Freshly discovered telomeric protein VR, (green spheres) is seen collecting in nuclei (blue ovals) in human osteosarcoma cancer cells stained in red. Credit: Griffith Lab, UNC Lineberger
Scientist Jack Griffith and Taghreed Al-Turki from the UNC School of Medicine have found that telomeres, situated at the ends of chromosomes, possess sufficient genetic details to produce two small proteins with possibly potent biological properties.
Telomeres, formerly thought to be incapable of encoding proteins due to their repeated DNA series, have actually now been discovered to hold a powerful biological function that may have substantial implications for our understanding of cancer and aging.
In a research study published in the Proceedings of the National Academy of Science, Taghreed Al-Turki, Ph.D., and Jack Griffith, Ph.D., from the UNC School of Medicine, made a remarkable finding that telomeres include genetic info to produce two little proteins. The researchers discovered that a person of these proteins rises in some human cancer cells and cells from clients with telomere-related flaws.

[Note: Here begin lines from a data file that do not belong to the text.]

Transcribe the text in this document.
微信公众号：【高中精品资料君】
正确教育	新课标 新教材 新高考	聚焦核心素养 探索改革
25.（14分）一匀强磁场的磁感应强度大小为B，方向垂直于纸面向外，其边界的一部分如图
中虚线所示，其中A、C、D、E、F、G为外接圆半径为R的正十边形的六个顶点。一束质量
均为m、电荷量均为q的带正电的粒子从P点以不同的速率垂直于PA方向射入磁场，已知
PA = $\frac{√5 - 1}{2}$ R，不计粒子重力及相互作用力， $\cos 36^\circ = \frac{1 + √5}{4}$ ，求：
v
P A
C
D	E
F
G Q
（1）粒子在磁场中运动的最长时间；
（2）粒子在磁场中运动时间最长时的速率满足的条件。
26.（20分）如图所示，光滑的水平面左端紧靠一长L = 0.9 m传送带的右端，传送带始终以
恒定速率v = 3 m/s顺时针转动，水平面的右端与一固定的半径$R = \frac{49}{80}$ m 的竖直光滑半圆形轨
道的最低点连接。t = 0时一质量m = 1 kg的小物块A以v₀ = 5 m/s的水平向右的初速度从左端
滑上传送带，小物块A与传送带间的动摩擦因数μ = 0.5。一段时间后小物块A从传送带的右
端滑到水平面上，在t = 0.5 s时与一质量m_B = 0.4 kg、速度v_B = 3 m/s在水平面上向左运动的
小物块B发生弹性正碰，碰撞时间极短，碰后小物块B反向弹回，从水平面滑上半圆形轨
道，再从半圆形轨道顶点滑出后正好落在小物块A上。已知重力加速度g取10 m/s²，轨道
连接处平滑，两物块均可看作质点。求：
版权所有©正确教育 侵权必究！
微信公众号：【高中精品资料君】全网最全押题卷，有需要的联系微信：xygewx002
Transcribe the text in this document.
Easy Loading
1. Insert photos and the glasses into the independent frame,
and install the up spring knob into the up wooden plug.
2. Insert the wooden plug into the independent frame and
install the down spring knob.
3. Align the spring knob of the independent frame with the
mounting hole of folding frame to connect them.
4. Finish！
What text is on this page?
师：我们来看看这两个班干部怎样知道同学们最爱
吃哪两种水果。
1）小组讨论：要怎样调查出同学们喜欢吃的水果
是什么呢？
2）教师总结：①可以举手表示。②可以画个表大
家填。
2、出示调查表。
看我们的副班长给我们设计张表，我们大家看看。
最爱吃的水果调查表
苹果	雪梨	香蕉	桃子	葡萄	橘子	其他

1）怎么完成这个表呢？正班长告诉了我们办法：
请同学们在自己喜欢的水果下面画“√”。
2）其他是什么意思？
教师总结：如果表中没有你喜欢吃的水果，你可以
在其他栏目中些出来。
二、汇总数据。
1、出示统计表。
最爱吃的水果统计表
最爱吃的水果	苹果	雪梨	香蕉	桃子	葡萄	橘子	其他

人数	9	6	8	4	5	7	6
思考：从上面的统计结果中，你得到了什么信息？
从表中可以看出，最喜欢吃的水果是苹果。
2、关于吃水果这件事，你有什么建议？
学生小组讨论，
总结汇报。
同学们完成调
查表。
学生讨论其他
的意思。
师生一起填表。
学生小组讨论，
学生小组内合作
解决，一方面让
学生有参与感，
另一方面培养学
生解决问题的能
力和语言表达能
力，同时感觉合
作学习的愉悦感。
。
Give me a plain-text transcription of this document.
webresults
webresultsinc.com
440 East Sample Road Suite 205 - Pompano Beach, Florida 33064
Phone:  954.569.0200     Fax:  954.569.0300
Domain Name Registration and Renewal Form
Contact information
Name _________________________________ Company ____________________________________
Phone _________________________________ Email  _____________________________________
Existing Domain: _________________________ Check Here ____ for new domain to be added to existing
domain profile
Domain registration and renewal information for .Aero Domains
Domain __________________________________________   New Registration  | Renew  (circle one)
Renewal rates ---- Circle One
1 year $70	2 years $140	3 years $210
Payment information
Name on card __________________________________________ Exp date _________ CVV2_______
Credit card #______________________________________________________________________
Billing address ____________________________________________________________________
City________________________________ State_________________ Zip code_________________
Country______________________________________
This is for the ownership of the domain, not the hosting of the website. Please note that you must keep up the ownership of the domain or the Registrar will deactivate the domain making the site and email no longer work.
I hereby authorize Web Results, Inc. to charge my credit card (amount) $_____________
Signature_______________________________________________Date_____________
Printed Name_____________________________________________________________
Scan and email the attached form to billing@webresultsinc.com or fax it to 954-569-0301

2 decades ago, the Griffith laboratory showed that the end of a telomeres DNA loops back on itself to form a small circle, hence concealing the end and obstructing chromosome-to-chromosome blends. When cells divide, telomeres reduce, eventually ending up being so brief that the cell can no longer divide appropriately, leading to cell death.
Griffith kept in mind, “When you go versus current thinking, you are usually incorrect since you are bucking numerous people whove worked so diligently in their fields. Discovering that telomeres encode 2 novel signaling proteins will change our understanding of cancer, aging, and how cells interact with other cells.
Jack Griffith has a joint professors visit in the UNC Department of Biochemistry and Biophysics.